Ford zdominował Daytonę!

Tuż po godzinie 20:40 czasu polskiego zakończył się słynny wyścig Rolex 24 at Daytona. Najlepszym zespołem był Mustang Sampling Racing z ich Cadillakiem, ale kapitalną formą popisał się Ford Chip Ganassi Racing, który podwójnie zwyciężył w klasie GT Le Mans.

Ford zdominował Daytonę!
Podaj dalej

Tegoroczny wyścig 24-godzinny na torze Daytona International Speedway okazał się niezwykle zacięty i wyrównany. Zawodnicy prezentowali dobry poziom i rzadko rozbijali swoje samochody, dzięki czemu udało się przejechać aż 808 okrążeń połączenia słynnego owalu z torem drogowym na Florydzie! Zwycięsko z rywalizacji wyszli reprezentanci zespołu Mustang Sampling Racing – Filipe Albuquerque, Joao Barbosa oraz Christian Fittipaldi. Nieco ponad minutę za pierwszym Cadillakiem DPi dojechał drugi, tym razem ten zespołu United Autosports, gdzie za kierownicą siedzieli Felipe Nasr, Eric Curran, Mike Conway oraz Stuart Middleton, zaś podium uzupełniła Oreca LMP2 z numerem 54, którą podróżowali Jonathan Bennett, Colin Braun, Romain Dumas oraz Loic Duval.

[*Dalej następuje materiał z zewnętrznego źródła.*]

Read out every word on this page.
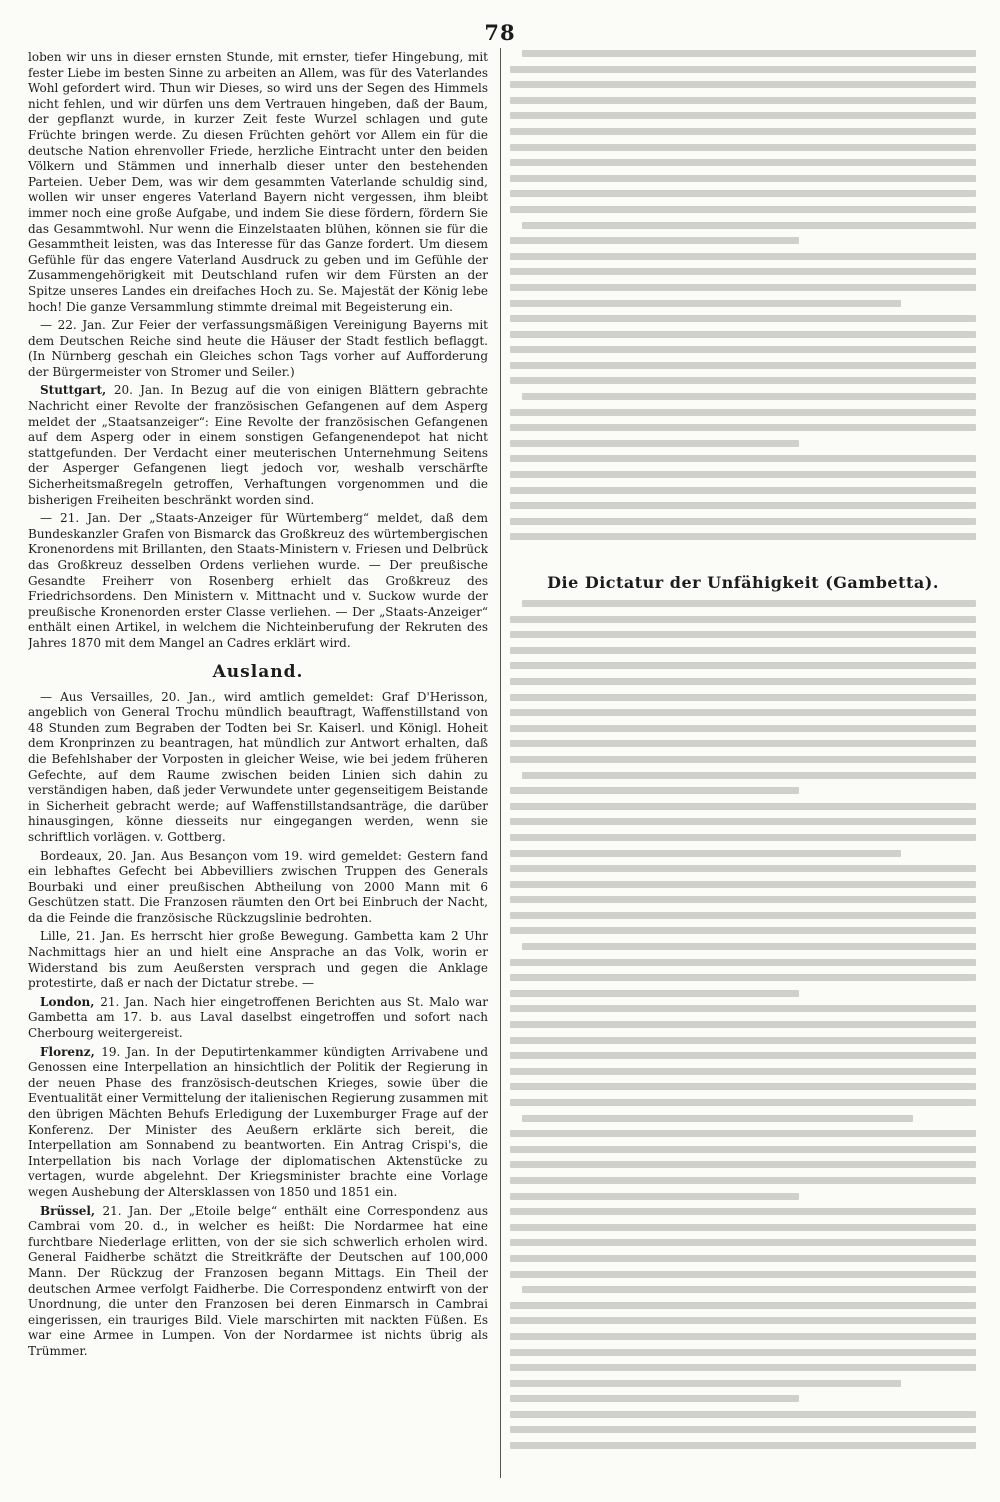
78

loben wir uns in dieser ernsten Stunde, mit ernster, tiefer Hingebung, mit fester Liebe im besten Sinne zu arbeiten an Allem, was für des Vaterlandes Wohl gefordert wird. Thun wir Dieses, so wird uns der Segen des Himmels nicht fehlen, und wir dürfen uns dem Vertrauen hingeben, daß der Baum, der gepflanzt wurde, in kurzer Zeit feste Wurzel schlagen und gute Früchte bringen werde. Zu diesen Früchten gehört vor Allem ein für die deutsche Nation ehrenvoller Friede, herzliche Eintracht unter den beiden Völkern und Stämmen und innerhalb dieser unter den bestehenden Parteien. Ueber Dem, was wir dem gesammten Vaterlande schuldig sind, wollen wir unser engeres Vaterland Bayern nicht vergessen, ihm bleibt immer noch eine große Aufgabe, und indem Sie diese fördern, fördern Sie das Gesammtwohl. Nur wenn die Einzelstaaten blühen, können sie für die Gesammtheit leisten, was das Interesse für das Ganze fordert. Um diesem Gefühle für das engere Vaterland Ausdruck zu geben und im Gefühle der Zusammengehörigkeit mit Deutschland rufen wir dem Fürsten an der Spitze unseres Landes ein dreifaches Hoch zu. Se. Majestät der König lebe hoch! Die ganze Versammlung stimmte dreimal mit Begeisterung ein.

— 22. Jan. Zur Feier der verfassungsmäßigen Vereinigung Bayerns mit dem Deutschen Reiche sind heute die Häuser der Stadt festlich beflaggt. (In Nürnberg geschah ein Gleiches schon Tags vorher auf Aufforderung der Bürgermeister von Stromer und Seiler.)

Stuttgart, 20. Jan. In Bezug auf die von einigen Blättern gebrachte Nachricht einer Revolte der französischen Gefangenen auf dem Asperg meldet der „Staatsanzeiger“: Eine Revolte der französischen Gefangenen auf dem Asperg oder in einem sonstigen Gefangenendepot hat nicht stattgefunden. Der Verdacht einer meuterischen Unternehmung Seitens der Asperger Gefangenen liegt jedoch vor, weshalb verschärfte Sicherheitsmaßregeln getroffen, Verhaftungen vorgenommen und die bisherigen Freiheiten beschränkt worden sind.

— 21. Jan. Der „Staats-Anzeiger für Würtemberg“ meldet, daß dem Bundeskanzler Grafen von Bismarck das Großkreuz des würtembergischen Kronenordens mit Brillanten, den Staats-Ministern v. Friesen und Delbrück das Großkreuz desselben Ordens verliehen wurde. — Der preußische Gesandte Freiherr von Rosenberg erhielt das Großkreuz des Friedrichsordens. Den Ministern v. Mittnacht und v. Suckow wurde der preußische Kronenorden erster Classe verliehen. — Der „Staats-Anzeiger“ enthält einen Artikel, in welchem die Nichteinberufung der Rekruten des Jahres 1870 mit dem Mangel an Cadres erklärt wird.

Ausland.

— Aus Versailles, 20. Jan., wird amtlich gemeldet: Graf D'Herisson, angeblich von General Trochu mündlich beauftragt, Waffenstillstand von 48 Stunden zum Begraben der Todten bei Sr. Kaiserl. und Königl. Hoheit dem Kronprinzen zu beantragen, hat mündlich zur Antwort erhalten, daß die Befehlshaber der Vorposten in gleicher Weise, wie bei jedem früheren Gefechte, auf dem Raume zwischen beiden Linien sich dahin zu verständigen haben, daß jeder Verwundete unter gegenseitigem Beistande in Sicherheit gebracht werde; auf Waffenstillstandsanträge, die darüber hinausgingen, könne diesseits nur eingegangen werden, wenn sie schriftlich vorlägen. v. Gottberg.

Bordeaux, 20. Jan. Aus Besançon vom 19. wird gemeldet: Gestern fand ein lebhaftes Gefecht bei Abbevilliers zwischen Truppen des Generals Bourbaki und einer preußischen Abtheilung von 2000 Mann mit 6 Geschützen statt. Die Franzosen räumten den Ort bei Einbruch der Nacht, da die Feinde die französische Rückzugslinie bedrohten.

Lille, 21. Jan. Es herrscht hier große Bewegung. Gambetta kam 2 Uhr Nachmittags hier an und hielt eine Ansprache an das Volk, worin er Widerstand bis zum Aeußersten versprach und gegen die Anklage protestirte, daß er nach der Dictatur strebe. —

London, 21. Jan. Nach hier eingetroffenen Berichten aus St. Malo war Gambetta am 17. b. aus Laval daselbst eingetroffen und sofort nach Cherbourg weitergereist.

Florenz, 19. Jan. In der Deputirtenkammer kündigten Arrivabene und Genossen eine Interpellation an hinsichtlich der Politik der Regierung in der neuen Phase des französisch-deutschen Krieges, sowie über die Eventualität einer Vermittelung der italienischen Regierung zusammen mit den übrigen Mächten Behufs Erledigung der Luxemburger Frage auf der Konferenz. Der Minister des Aeußern erklärte sich bereit, die Interpellation am Sonnabend zu beantworten. Ein Antrag Crispi's, die Interpellation bis nach Vorlage der diplomatischen Aktenstücke zu vertagen, wurde abgelehnt. Der Kriegsminister brachte eine Vorlage wegen Aushebung der Altersklassen von 1850 und 1851 ein.

Brüssel, 21. Jan. Der „Etoile belge“ enthält eine Correspondenz aus Cambrai vom 20. d., in welcher es heißt: Die Nordarmee hat eine furchtbare Niederlage erlitten, von der sie sich schwerlich erholen wird. General Faidherbe schätzt die Streitkräfte der Deutschen auf 100,000 Mann. Der Rückzug der Franzosen begann Mittags. Ein Theil der deutschen Armee verfolgt Faidherbe. Die Correspondenz entwirft von der Unordnung, die unter den Franzosen bei deren Einmarsch in Cambrai eingerissen, ein trauriges Bild. Viele marschirten mit nackten Füßen. Es war eine Armee in Lumpen. Von der Nordarmee ist nichts übrig als Trümmer.

Die Dictatur der Unfähigkeit (Gambetta).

Jeśli chodzi o klasę GT Le Mans, to kapitalną formę zaprezentował tam Ford! Zespół Chipa Ganassiego ze swoimi Fordami GT zgarnął dwie pierwsze pozycje, nie pozostawiając rywalom złudzeń co do tego, kto na Daytonie jest najlepszy. Pierwsza pozycja padła łupem zespołu w składzie Ryan Briscoe, Richard Westbrook oraz Scott Dixon, a nieco ponad 11 sekund za nimi do mety dojechał samochód, który prowadzili Joey Hand, Dirk Mueller oraz Sebastien Bourdais. Podium uzupełnili reprezentanci zespołu Corvette Racing – Jan Magnussen, Antonio Garcia i Mike Rockenfeller.

Jeśli chodzi o gości z najwyższej serii wyścigowej na świecie – Formuły 1 – to najlepiej poradził sobie Lance Stroll, kolega Roberta Kubicy z Williamsa. Oreca z numerem 37, którą jeździli wspomniany już Kanadyjczyk, Felix Rosenqvist, Robin Frijns oraz Daniel Juncadella zajęła ostatecznie 15. miejsce ze stratą 31 okrążeń do zwycięzców. Nieco gorzej zaprezentował się Fernando Alonso, który wspólnie z Philem Hansonem i Lando Norrisem 24-godzinny wyścig ukończył na 38. pozycji ze stratą 90 okrążeń.